Egypt’s Muslim Brotherhood is struggling to maintain its incessant protests that have kept security forces on their toes since a bloody crackdown on the group’s Cairo sit-ins last week left over 600 dead and thousands injured.
A low turnout on Friday suggests that the Brotherhood may find it difficult to heap more pressure on an army-backed government that is emboldened by the backing of the majority of Egyptians as it seeks to end the resistance of the 85-year-old Islamist group.
What explains the smaller turnout at Friday’s marches calling for Mohamed Morsi’s reinstatement? Does the Muslim Brotherhood have a future? Ahram Online asks an expert and a former Brotherhood member.
Low turnout analysed
Political analyst and former MP Amr El-Shobki said the low turnout could be attributed to two reasons. First, the security forces pursuing the Brotherhood’s leaders and charging them with “terrorism and inciting violence.”
The likes of Brotherhood Supreme Guide Mohamed Badie, deputy leader Khairat El-Shater, leading member Ahmed Abu Baraka and spokesman Ahmed Aref were rounded up. Security forces are also in the hunt to arrest other leading members, including Mohamed El-Beltagy and Essam El-Erian.
The arrests have affected the group’s ability to mobilise their supporters, El-Shobki added. Brotherhood members, known for following a strict hierarchy, suddenly find no one to direct them.
“The curfew and strict security measures did not affect the marches as much as the arrest of Brotherhood leaders,” El-Shobki commented.
The second reason, according to El-Shobki, is the “complete absence of sympathy and support for the Brotherhood” after Mohamed Morsi’s “failed one-year.”
Indeed, local residents attacked pro-Morsi marches in a number of Egyptian governorates on Friday, leaving at least one Morsi supporter dead and 25 injured in the Nile Delta city of Tanta. Police used teargas to disperse the crowd.
Friday witnessed far fewer casualties than the same day last week when more than 100 were killed in clashes pitting Morsi supporters against security forces, two days after police dispersed pro-Morsi sit-ins in Cairo’s Rabaa Al-Adawiya and Giza’s Nahda Square.
Mohamed El-Kassas, a former Muslim Brotherhood youth and current member of the Egyptian Current Party, said police intimidation was behind Friday’s reduced turnout.
“Live bullets were fired from the first minute at last week’s protests,” El-Kassas stated.
Brotherhood’s next step
For the Brotherhood to play a continued role in Egyptian politics, its younger members must take the lead, El-Shobki said. The group must also abandon its religious basis and instead adopt a political focus.

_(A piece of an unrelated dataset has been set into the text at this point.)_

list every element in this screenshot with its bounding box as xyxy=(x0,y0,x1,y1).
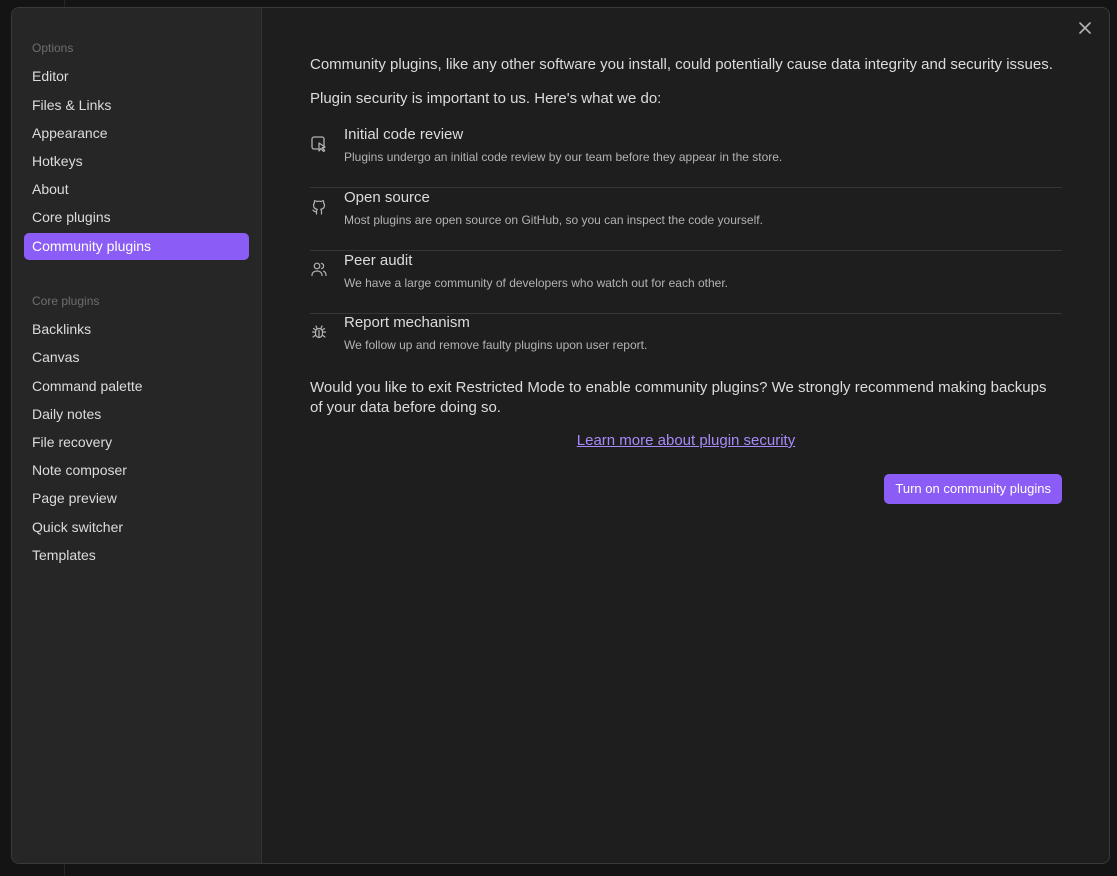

“[They] should stop acting as if they are above the law,” El-Shobki asserted, referring to the group’s religious identity and preaching mission.
There is no law in the now-suspended 2012 constitution banning a political party from embracing a religious identity. However, the current 50-member committee, delegated by the interim president to draft amendments to the suspended constitution, may suggest an article banning political parties with a religious ideology.

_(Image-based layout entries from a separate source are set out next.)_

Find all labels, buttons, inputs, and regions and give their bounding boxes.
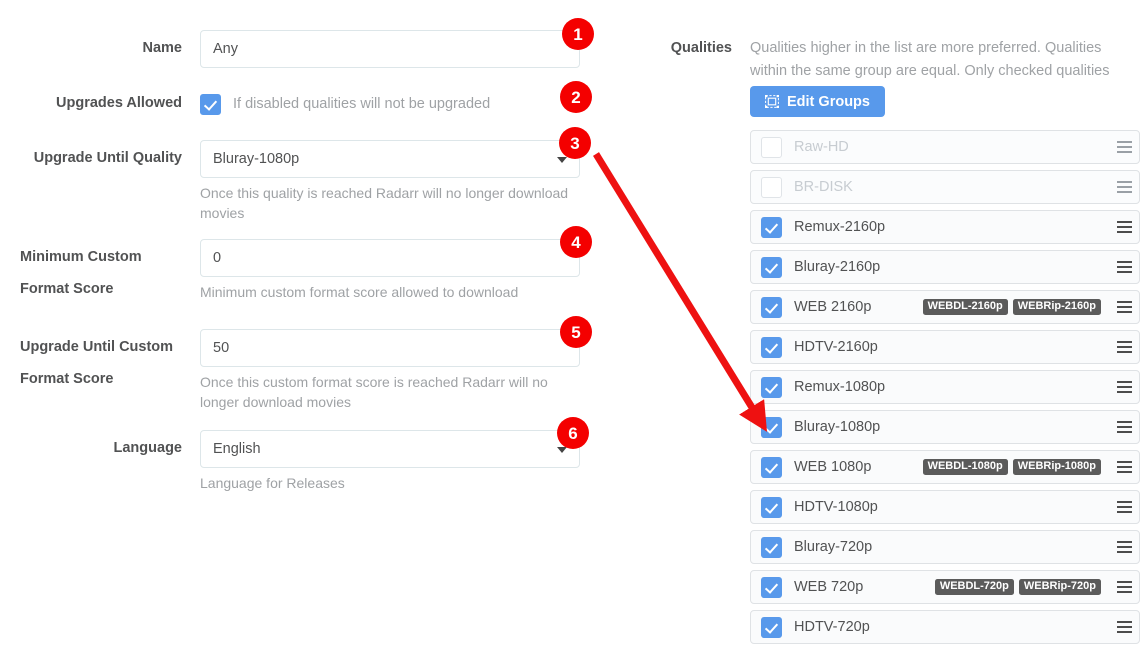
quality-name: Raw-HD	[794, 139, 849, 155]
quality-row[interactable]: Bluray-2160p	[750, 250, 1140, 284]
drag-handle-icon[interactable]	[1109, 370, 1139, 404]
upgrades-allowed-wrap: If disabled qualities will not be upgrad…	[200, 93, 580, 115]
upgrade-until-quality-wrap: Bluray-1080p Once this quality is reache…	[200, 140, 580, 223]
upgrade-until-custom-format-score-help: Once this custom format score is reached…	[200, 374, 548, 410]
quality-row[interactable]: Raw-HD	[750, 130, 1140, 164]
drag-handle-icon[interactable]	[1109, 130, 1139, 164]
quality-name: WEB 720p	[794, 579, 864, 595]
upgrades-allowed-checkbox-label: If disabled qualities will not be upgrad…	[233, 96, 491, 112]
upgrade-until-quality-select[interactable]: Bluray-1080p	[200, 140, 580, 178]
edit-groups-button[interactable]: Edit Groups	[750, 86, 885, 117]
label-name: Name	[142, 40, 183, 56]
label-upgrades-allowed: Upgrades Allowed	[56, 95, 182, 111]
quality-tag: WEBDL-720p	[934, 578, 1014, 596]
quality-name: Remux-2160p	[794, 219, 886, 235]
quality-row[interactable]: Bluray-720p	[750, 530, 1140, 564]
quality-row[interactable]: WEB 1080p WEBDL-1080p WEBRip-1080p	[750, 450, 1140, 484]
chevron-down-icon	[557, 447, 567, 453]
upgrades-allowed-checkbox[interactable]	[200, 93, 221, 115]
quality-tag: WEBDL-2160p	[922, 298, 1008, 316]
drag-handle-icon[interactable]	[1109, 210, 1139, 244]
drag-handle-icon[interactable]	[1109, 330, 1139, 364]
drag-handle-icon[interactable]	[1109, 450, 1139, 484]
name-input[interactable]	[200, 30, 580, 68]
language-help: Language for Releases	[200, 475, 345, 491]
drag-handle-icon[interactable]	[1109, 290, 1139, 324]
name-field-wrap	[200, 30, 580, 68]
quality-checkbox[interactable]	[761, 216, 782, 238]
qualities-panel: Qualities Qualities higher in the list a…	[650, 0, 1140, 647]
quality-checkbox[interactable]	[761, 296, 782, 318]
quality-checkbox[interactable]	[761, 176, 782, 198]
quality-row[interactable]: HDTV-1080p	[750, 490, 1140, 524]
quality-tag: WEBRip-2160p	[1012, 298, 1101, 316]
quality-name: Bluray-720p	[794, 539, 873, 555]
quality-checkbox[interactable]	[761, 536, 782, 558]
minimum-custom-format-score-help: Minimum custom format score allowed to d…	[200, 284, 519, 300]
label-upgrade-until-quality: Upgrade Until Quality	[33, 150, 182, 166]
label-upgrade-until-custom-format-score-line1: Upgrade Until Custom	[20, 339, 174, 355]
quality-row[interactable]: HDTV-720p	[750, 610, 1140, 644]
quality-row[interactable]: Bluray-1080p	[750, 410, 1140, 444]
drag-handle-icon[interactable]	[1109, 410, 1139, 444]
label-upgrade-until-custom-format-score-line2: Format Score	[20, 371, 114, 387]
language-wrap: English Language for Releases	[200, 430, 580, 493]
language-value: English	[200, 430, 580, 468]
quality-tag: WEBDL-1080p	[922, 458, 1008, 476]
drag-handle-icon[interactable]	[1109, 490, 1139, 524]
quality-name: BR-DISK	[794, 179, 853, 195]
quality-list: Raw-HD BR-DISK Remux-2160p Bluray-2160p WEB …	[750, 130, 1140, 650]
upgrades-allowed-checkbox-row[interactable]: If disabled qualities will not be upgrad…	[200, 93, 580, 115]
quality-name: HDTV-720p	[794, 619, 870, 635]
quality-name: Bluray-2160p	[794, 259, 881, 275]
label-minimum-custom-format-score-line2: Format Score	[20, 281, 114, 297]
quality-tag-group: WEBDL-1080p WEBRip-1080p	[922, 458, 1109, 476]
profile-form: Name Upgrades Allowed If disabled qualit…	[0, 0, 600, 647]
quality-name: WEB 2160p	[794, 299, 872, 315]
quality-tag: WEBRip-1080p	[1012, 458, 1101, 476]
quality-name: HDTV-2160p	[794, 339, 878, 355]
quality-row[interactable]: BR-DISK	[750, 170, 1140, 204]
quality-row[interactable]: Remux-2160p	[750, 210, 1140, 244]
minimum-custom-format-score-wrap: Minimum custom format score allowed to d…	[200, 239, 580, 302]
quality-checkbox[interactable]	[761, 456, 782, 478]
quality-checkbox[interactable]	[761, 376, 782, 398]
quality-row[interactable]: WEB 2160p WEBDL-2160p WEBRip-2160p	[750, 290, 1140, 324]
quality-row[interactable]: Remux-1080p	[750, 370, 1140, 404]
upgrade-until-quality-value: Bluray-1080p	[200, 140, 580, 178]
chevron-down-icon	[557, 157, 567, 163]
drag-handle-icon[interactable]	[1109, 170, 1139, 204]
label-language: Language	[113, 440, 182, 456]
quality-name: Remux-1080p	[794, 379, 886, 395]
drag-handle-icon[interactable]	[1109, 250, 1139, 284]
quality-tag-group: WEBDL-2160p WEBRip-2160p	[922, 298, 1109, 316]
quality-checkbox[interactable]	[761, 136, 782, 158]
label-qualities: Qualities	[670, 40, 732, 56]
quality-checkbox[interactable]	[761, 576, 782, 598]
upgrade-until-quality-help: Once this quality is reached Radarr will…	[200, 185, 569, 221]
quality-checkbox[interactable]	[761, 616, 782, 638]
quality-name: Bluray-1080p	[794, 419, 881, 435]
drag-handle-icon[interactable]	[1109, 610, 1139, 644]
drag-handle-icon[interactable]	[1109, 530, 1139, 564]
quality-row[interactable]: WEB 720p WEBDL-720p WEBRip-720p	[750, 570, 1140, 604]
quality-checkbox[interactable]	[761, 416, 782, 438]
quality-checkbox[interactable]	[761, 336, 782, 358]
quality-tag-group: WEBDL-720p WEBRip-720p	[934, 578, 1109, 596]
language-select[interactable]: English	[200, 430, 580, 468]
upgrade-until-custom-format-score-input[interactable]	[200, 329, 580, 367]
quality-checkbox[interactable]	[761, 256, 782, 278]
minimum-custom-format-score-input[interactable]	[200, 239, 580, 277]
edit-groups-button-label: Edit Groups	[787, 93, 870, 110]
quality-name: HDTV-1080p	[794, 499, 878, 515]
quality-tag: WEBRip-720p	[1018, 578, 1101, 596]
label-minimum-custom-format-score-line1: Minimum Custom	[20, 249, 142, 265]
quality-checkbox[interactable]	[761, 496, 782, 518]
quality-row[interactable]: HDTV-2160p	[750, 330, 1140, 364]
upgrade-until-custom-format-score-wrap: Once this custom format score is reached…	[200, 329, 580, 412]
object-group-icon	[765, 95, 779, 108]
drag-handle-icon[interactable]	[1109, 570, 1139, 604]
quality-name: WEB 1080p	[794, 459, 872, 475]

The Brotherhood is unlikely to relinquish its religious identity any time soon, El-Shobki added.
On the other hand, El-Kassas finds the possibility of younger members taking charge of the group unlikely. The arrest of their leaders will make the youth even more loyal towards them, El-Kassas predicts.
Violence on the cards?
Following Morsi’s ouster, militant attacks on police and army checkpoints have taken place on daily basis, raising fears that the Brotherhood might resort to violence.
Military spokesperson Ahmed Ali said on Friday that Egyptian security forces had killed 78 suspected militants, including 32 foreigners, in recent operations in the Sinai Peninsula.

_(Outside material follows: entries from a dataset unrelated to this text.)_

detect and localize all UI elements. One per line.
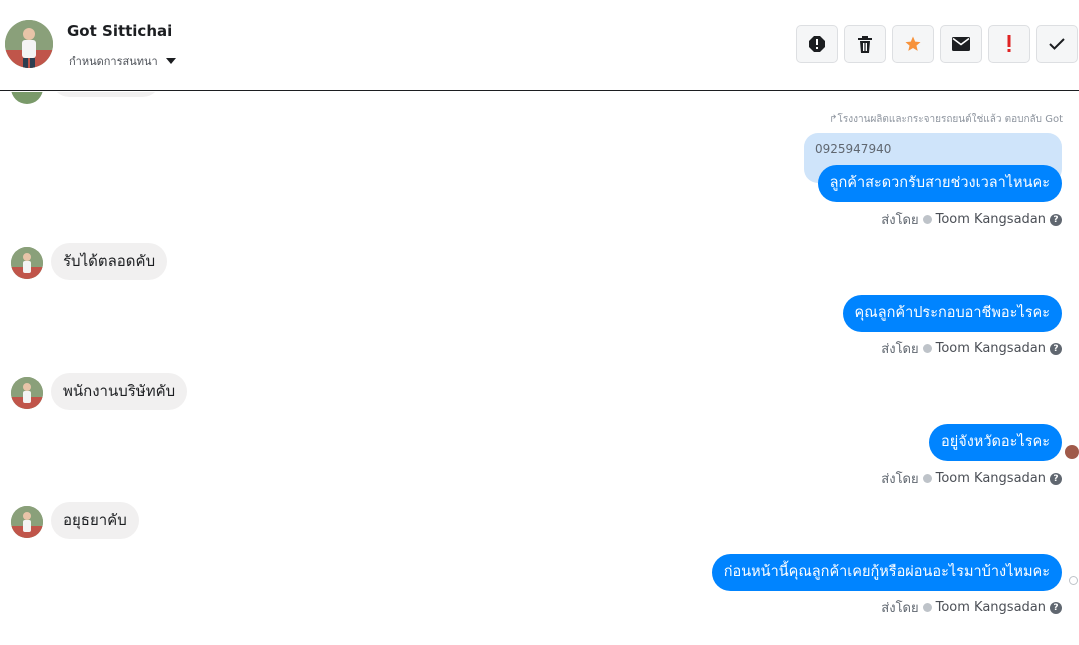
mark-done-button[interactable] — [1036, 25, 1078, 63]
check-icon — [1049, 38, 1065, 50]
message-bubble-incoming[interactable]: พนักงานบริษัทคับ — [51, 373, 188, 410]
message-bubble-incoming[interactable]: อยุธยาคับ — [51, 502, 139, 539]
assign-label: กำหนดการสนทนา — [69, 55, 158, 68]
sent-by-info: ส่งโดย Toom Kangsadan? — [881, 338, 1062, 359]
help-icon: ? — [1050, 342, 1062, 355]
delete-button[interactable] — [844, 25, 886, 63]
message-bubble-outgoing[interactable]: อยู่จังหวัดอะไรคะ — [929, 424, 1062, 461]
sent-by-info: ส่งโดย Toom Kangsadan? — [881, 597, 1062, 618]
verified-icon — [922, 474, 932, 483]
verified-icon — [922, 603, 932, 612]
message-bubble-outgoing[interactable]: คุณลูกค้าประกอบอาชีพอะไรคะ — [842, 295, 1062, 332]
flag-icon — [808, 35, 826, 53]
star-icon — [904, 35, 922, 53]
message-bubble-outgoing[interactable]: ลูกค้าสะดวกรับสายช่วงเวลาไหนคะ — [817, 165, 1062, 202]
contact-avatar-small — [11, 247, 43, 279]
contact-avatar-small — [11, 377, 43, 409]
trash-icon — [857, 35, 873, 53]
contact-avatar[interactable] — [5, 20, 53, 68]
flag-spam-button[interactable] — [796, 25, 838, 63]
contact-name[interactable]: Got Sittichai — [67, 22, 172, 40]
help-icon: ? — [1050, 213, 1062, 226]
assign-conversation-dropdown[interactable]: กำหนดการสนทนา — [69, 52, 176, 70]
conversation-actions — [796, 25, 1078, 63]
sent-by-info: ส่งโดย Toom Kangsadan? — [881, 468, 1062, 489]
message-bubble-outgoing[interactable]: ก่อนหน้านี้คุณลูกค้าเคยกู้หรือผ่อนอะไรมา… — [711, 554, 1062, 591]
star-button[interactable] — [892, 25, 934, 63]
contact-avatar-small — [11, 92, 43, 104]
verified-icon — [922, 344, 932, 353]
message-bubble-partial — [51, 92, 161, 97]
exclamation-icon — [1006, 35, 1012, 53]
reply-meta: ↱โรงงานผลิตและกระจายรถยนต์ใช่แล้ว ตอบกลั… — [829, 114, 1063, 125]
message-bubble-incoming[interactable]: รับได้ตลอดคับ — [51, 243, 168, 280]
contact-avatar-small — [11, 506, 43, 538]
mail-icon — [952, 37, 970, 51]
follow-up-button[interactable] — [988, 25, 1030, 63]
help-icon: ? — [1050, 472, 1062, 485]
verified-icon — [922, 215, 932, 224]
delivered-icon — [1069, 576, 1078, 585]
mark-unread-button[interactable] — [940, 25, 982, 63]
sent-by-info: ส่งโดย Toom Kangsadan? — [881, 209, 1062, 230]
chevron-down-icon — [165, 58, 176, 64]
message-thread[interactable]: ↱โรงงานผลิตและกระจายรถยนต์ใช่แล้ว ตอบกลั… — [0, 92, 1079, 645]
conversation-header: Got Sittichai กำหนดการสนทนา — [0, 0, 1079, 91]
seen-avatar — [1065, 445, 1079, 459]
help-icon: ? — [1050, 601, 1062, 614]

El-Shobki stated that “some” Brotherhood members “might resort to terrorism”. “Some have already been seen carrying weapons on the streets,” he added.
“Terrorist attacks” in Cairo, if any, will be rare with no actual impact, he predicts.
The Brotherhood repeatedly insisted they would only resort to peaceful means in pursuing their aims.
Al-Gamaa Al-Islamiya, which backs Morsi and is a close ally of the Muslim Brotherhood, is infamous for using violence against the Mubarak regime in the 1980s and 1990s.
After Morsi’s 3 July overthrow and the bloody dispersal of two pro-Morsi sit-ins, some analysts feared it would return to violence.
However, Aboud El-Zomor, a leading figure in the group, recently told Time Magazine that it would not return to violence.
“This is a final decision,” he said. “We choose the peaceful political direction as our way, even in opposition. When we are now opposing the new, illegal government, we are going to oppose it with the tools of democracy.”
El-Zomor spent 30 years in Egyptian prisons in connection with the 1981 assassination of former president Anwar Sadat.